Not me but the guy in front of me in the security line. TSA made a point of pulling it out of his bag look over it and then say there is no know so it is OK.
 
Not all that long ago a few guys stood up with one inch blades in the form of box cutters and took over four airplanes. So it could be done.
Only because prior experience had been to go along to Cuba or wherever, let the guy get off, then go home.
9/11 was a one-shot event. That tactic was obsolete the same afternoon when the passengers on Flight 93 learned what was in mind. They used the SYSTEM and its ASSUMPTIONS against us, not box cutters.
Subsequent attempts to take over planes or ignite bombs have been intercepted by passengers.

Most importantly, the reinforcement of cockpit doors, addition of Federal Flight Deck Officers, and rules to not open the cockpit door regardless of demands have removed the "takeover" hijacking as a viable tactic.

TSA screening for simple hand tools has no effect on eliminating takeover hijackings, it's for show, pure and simple. The items easily available on the plane are more dangerous than the stuff they are prohibiting you from carrying on.
Screen for explosives? You betcha.

The problem is, we are screening for dangerous things rather than dangerous people. Dangerous people are dangerous with whatever is at hand, and I can make implements more dangerous than a box cutter.
 
Not all that long ago a few guys stood up with one inch blades in the form of box cutters and took over four airplanes. So it could be done.

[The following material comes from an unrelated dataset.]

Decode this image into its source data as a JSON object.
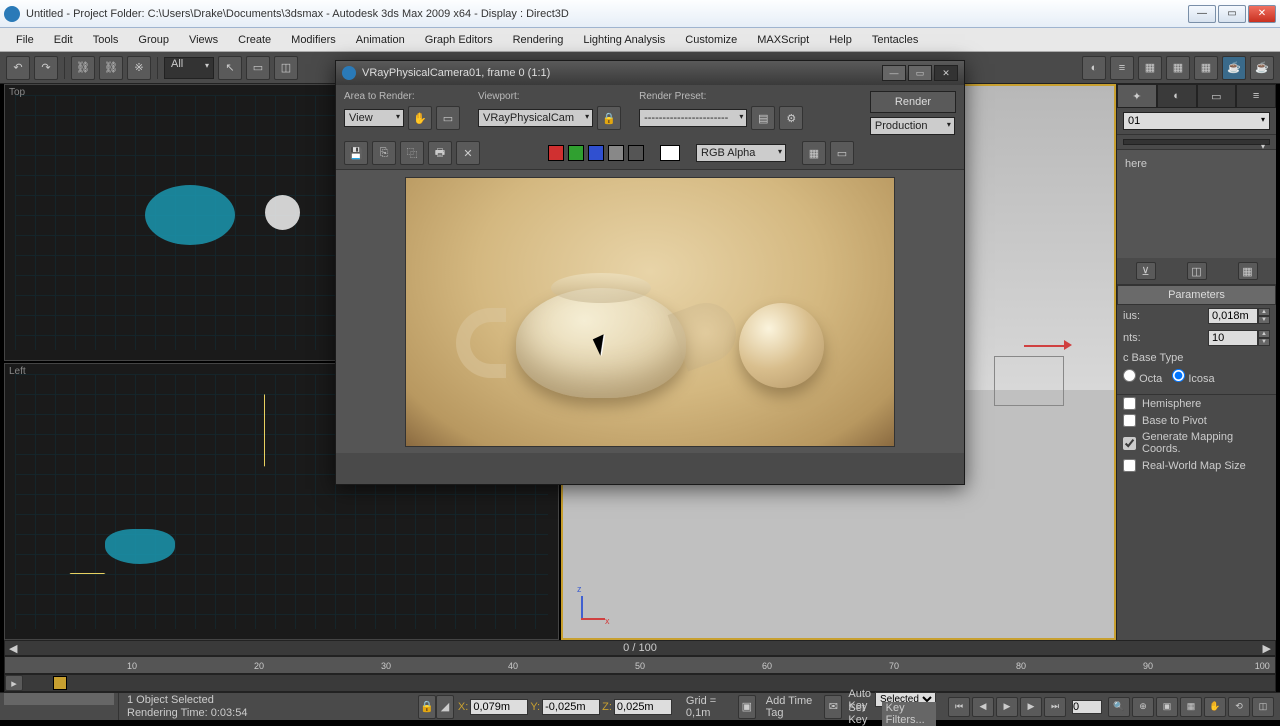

At the time, all hijackings had followed the basic pattern of seizure, diversion, landing, negotiation and either raid or release. Passengers were disarmed and told to cooperate rather than offer any kind of resistance, certain that they would be inconvenienced then safe again.

The only reason they resisted aboard United 93 was because they had heard about the other planes. However, by then, the terrs had control of the flight deck. If the passengers and crew had resisted from the beginning, they would have easily won.

So it wasn't the box cutters that enabled the bad guys to take over, it was people allowing it to happen.
 
We can never afford to relax - terrorists are constantly probing our defenses looking for weaknesses. This is clearly an attempt to determine if TSA is smarter than a 4th grader.